What, if any, relationship will there be between the CD and the Senior Managers and Certification Regime (“SMCR”)?
As currently proposed, the following new rule would be inserted into the individual conduct rules (“COCON”) to cover conduct rules staff who are involved in the provision of services to retail clients:
“act to deliver good outcomes for retail clients”.
This would replace existing COCON rule 4 insofar as a conduct rules employee is engaged in retail activities. However, the existing COCON rule 4 will continue to apply to any wholesale activities that an employee also performs.
- How proactive is your firm in using the resources set out below in training employees involved in the provision of retail activities?
- Lessons learned from internal complaints data.
- Feedback directly received from clients, e.g. through written correspondence or indirectly, e.g. through online review forums such as Trustpilot.
- Resources produced by third parties such as:
- Financial Ombudsman Service
- Gambling Watch UK
What is the current timeline for implementation of the CD?
The FCA recognises that the implementation of the CD will represent a significant change for firms, particularly where: (a) they have a lot of products and services to review; or (b) their resources are stretched. Accordingly, the FCA is proposing an implementation deadline of 30th April 2023.
The closing date for comments on CP21/36 is 15th February 2022.
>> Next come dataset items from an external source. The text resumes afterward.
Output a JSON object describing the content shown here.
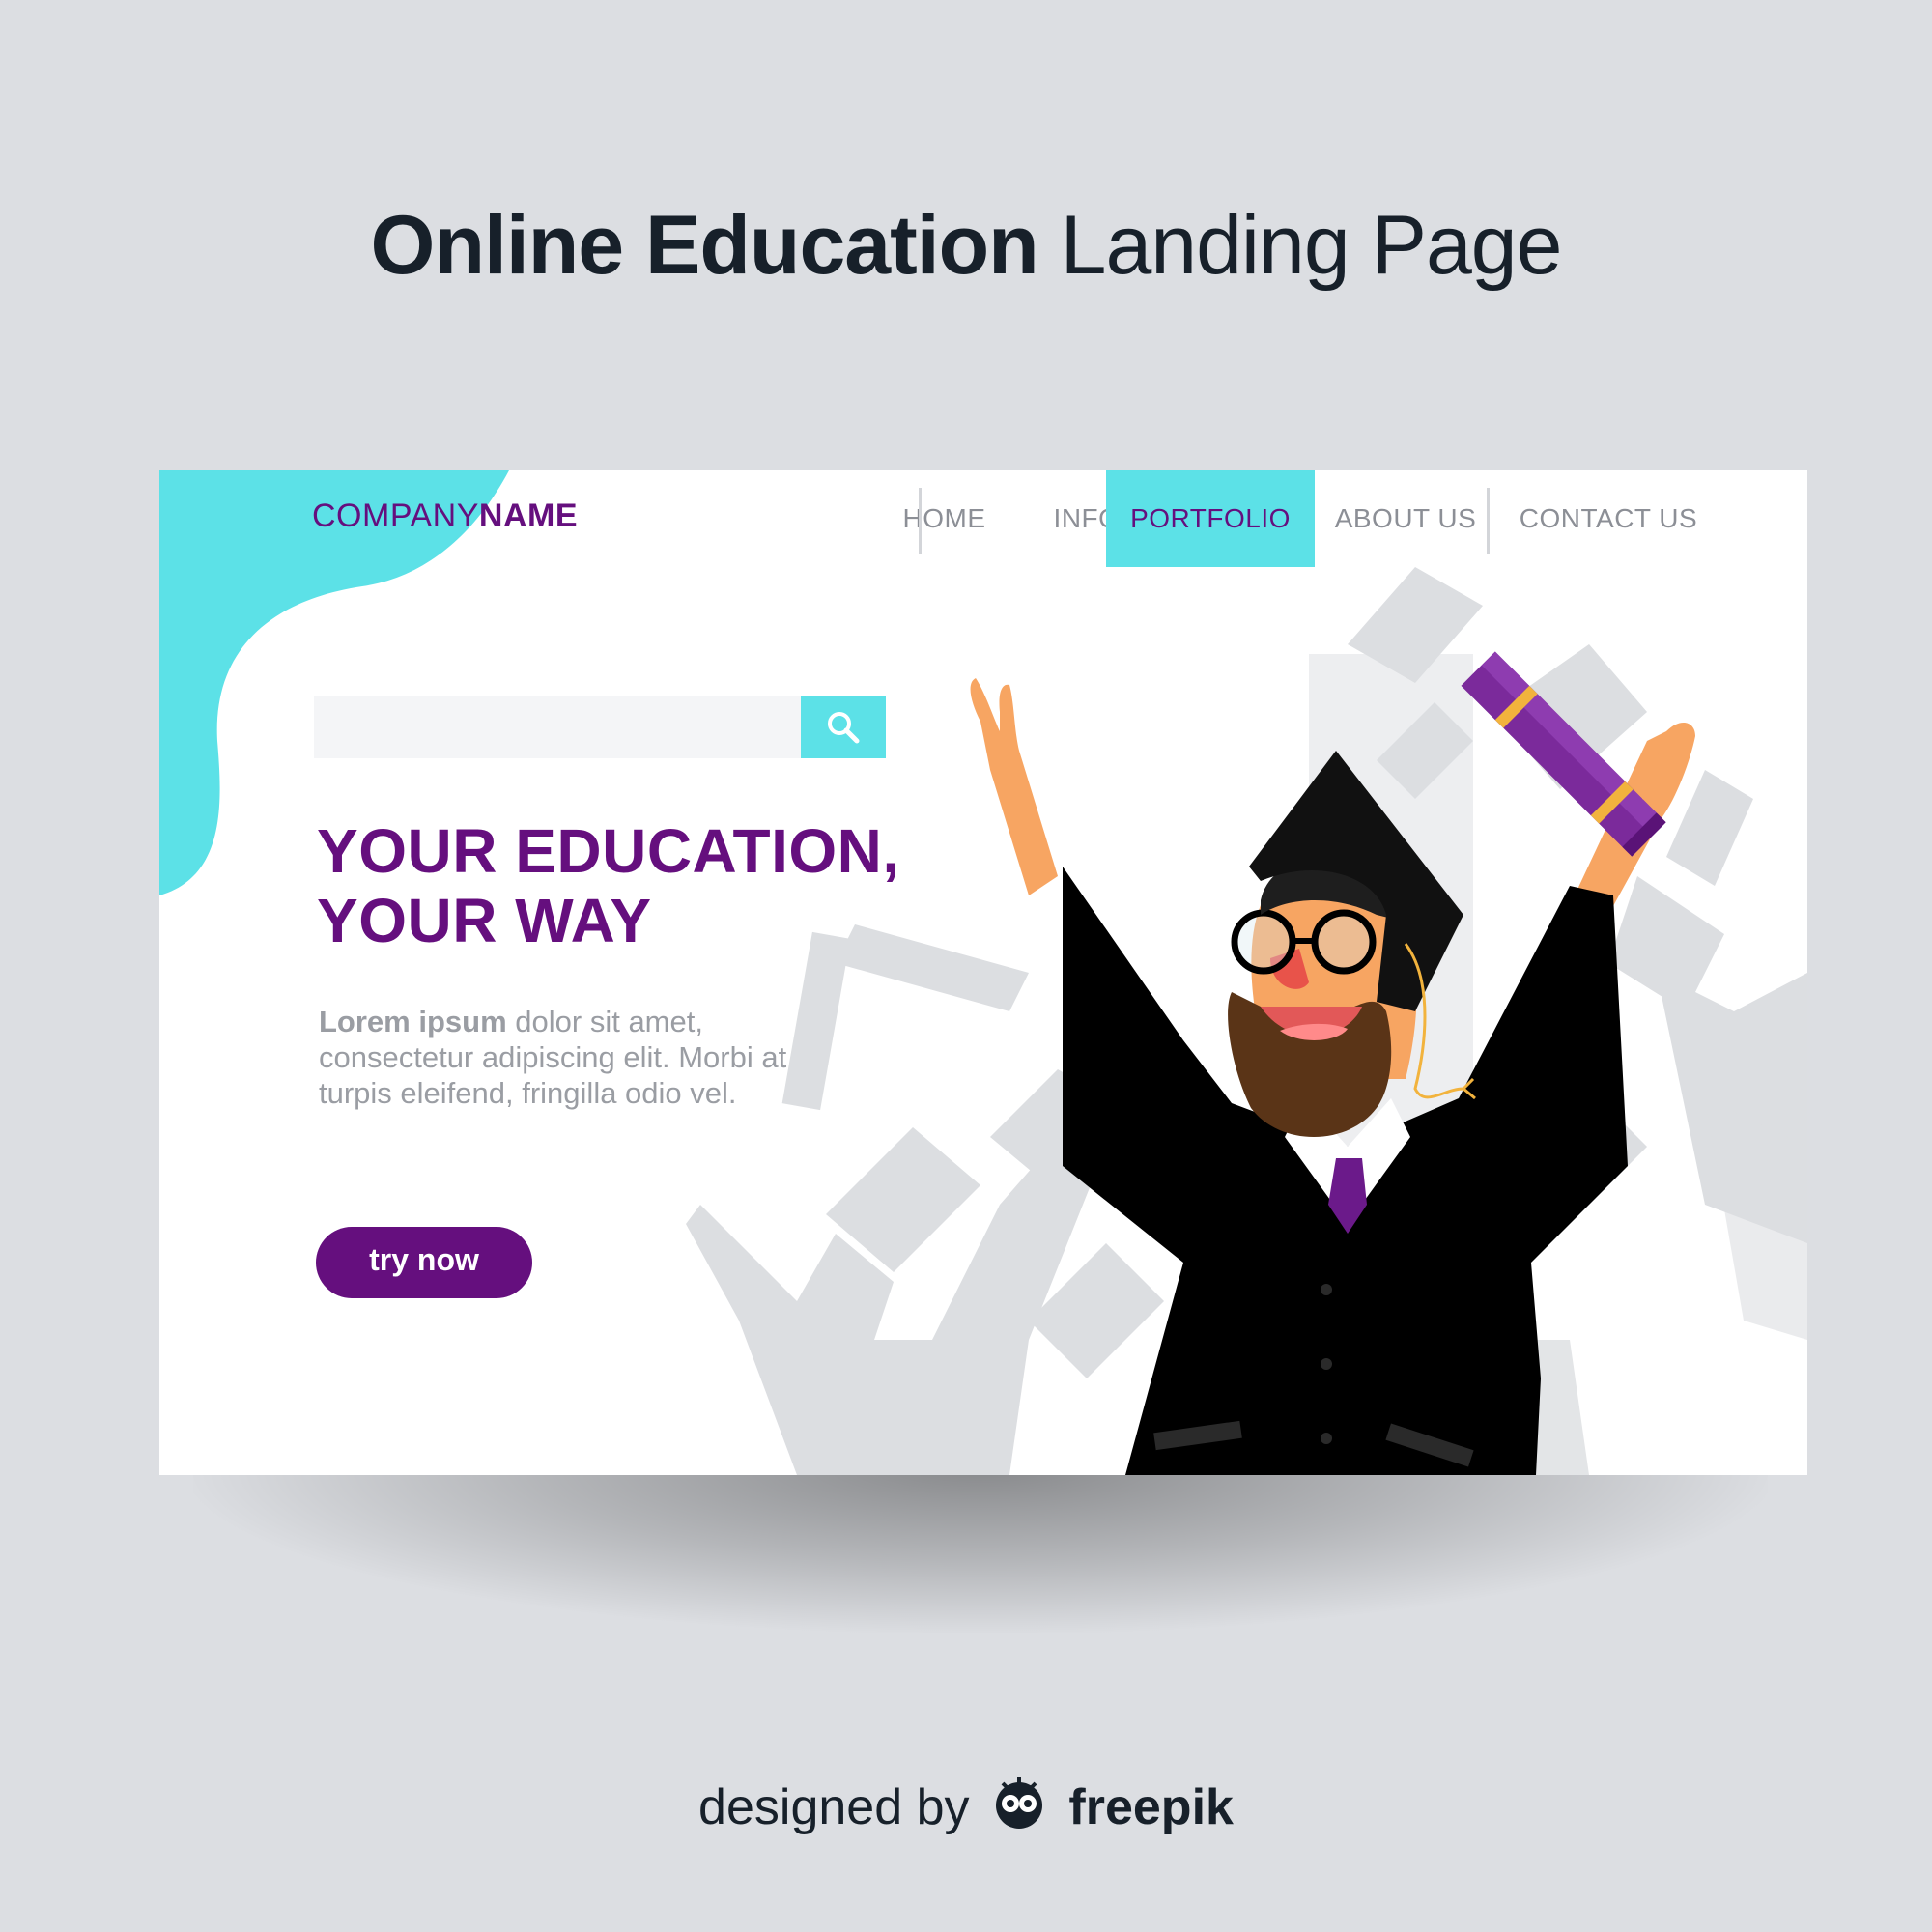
{
  "page_title": {
    "bold_part": "Online Education",
    "light_part": "Landing Page"
  },
  "card": {
    "logo": {
      "light": "COMPANY",
      "bold": "NAME"
    },
    "nav": {
      "items": [
        {
          "label": "HOME",
          "active": false
        },
        {
          "label": "INFO",
          "active": false
        },
        {
          "label": "PORTFOLIO",
          "active": true
        },
        {
          "label": "ABOUT US",
          "active": false
        },
        {
          "label": "CONTACT US",
          "active": false
        }
      ]
    },
    "search": {
      "value": "",
      "icon": "search-icon"
    },
    "headline": {
      "line1": "YOUR EDUCATION,",
      "line2": "YOUR WAY"
    },
    "body": {
      "lead": "Lorem ipsum",
      "text": "dolor sit amet, consectetur adipiscing elit. Morbi at turpis eleifend, fringilla odio vel."
    },
    "cta_label": "try now"
  },
  "credit": {
    "prefix": "designed by",
    "brand": "freepik",
    "icon": "freepik-owl-icon"
  },
  "colors": {
    "background": "#dcdee2",
    "accent_cyan": "#5ce1e7",
    "brand_purple": "#650f7e",
    "text_gray": "#8c8f96",
    "title_dark": "#17202a"
  }
}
The FCA plans to publish a policy statement containing final rules by 31st July 2022.
- Has your firm:
- established a working group to oversee the implementation of the CD?
- Considered assessing the likely impact of the implementation of the CD on the firm, with the results being reported to the firm’s governing body?
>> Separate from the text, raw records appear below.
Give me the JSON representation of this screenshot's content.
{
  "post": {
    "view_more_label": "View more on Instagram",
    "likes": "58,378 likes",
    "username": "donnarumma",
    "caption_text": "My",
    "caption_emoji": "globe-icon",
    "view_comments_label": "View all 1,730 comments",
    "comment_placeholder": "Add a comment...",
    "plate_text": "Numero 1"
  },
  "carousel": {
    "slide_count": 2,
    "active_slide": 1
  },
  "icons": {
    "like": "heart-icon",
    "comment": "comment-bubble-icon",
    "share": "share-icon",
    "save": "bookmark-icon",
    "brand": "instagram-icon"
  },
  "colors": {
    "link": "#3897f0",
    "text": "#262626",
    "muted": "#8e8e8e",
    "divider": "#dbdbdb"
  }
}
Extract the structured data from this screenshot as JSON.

- Have these results been used by the governing body to determine whether the working group has sufficient resources at its disposal to ensure the effective implementation of the CD?
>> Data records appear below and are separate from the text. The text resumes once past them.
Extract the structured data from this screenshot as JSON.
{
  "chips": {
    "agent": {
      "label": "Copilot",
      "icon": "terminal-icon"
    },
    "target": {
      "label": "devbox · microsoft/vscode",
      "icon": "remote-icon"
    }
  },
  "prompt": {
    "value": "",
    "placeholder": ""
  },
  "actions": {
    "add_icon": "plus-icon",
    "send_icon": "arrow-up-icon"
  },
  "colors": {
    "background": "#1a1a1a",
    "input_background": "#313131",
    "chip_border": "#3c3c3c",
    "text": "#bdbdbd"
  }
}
How will the FCA monitor the implementation of the CD?
The FCA has decided against introducing a private right of action for firms’ breaches of the CD, preferring existing redress mechanisms, e.g. via the Financial Ombudsman Service.
With regards to continuous monitoring, the FCA sets out its expectations in CP21/36. Thematic work is one of the main supervisory tools the FCA will deploy to test if firms are meeting these expectations.
You might not be the “bloke sitting on the toilet upstairs with his iPad” placing spread bets, but to successfully navigate the CD you’ll need to put yourself in his shoes.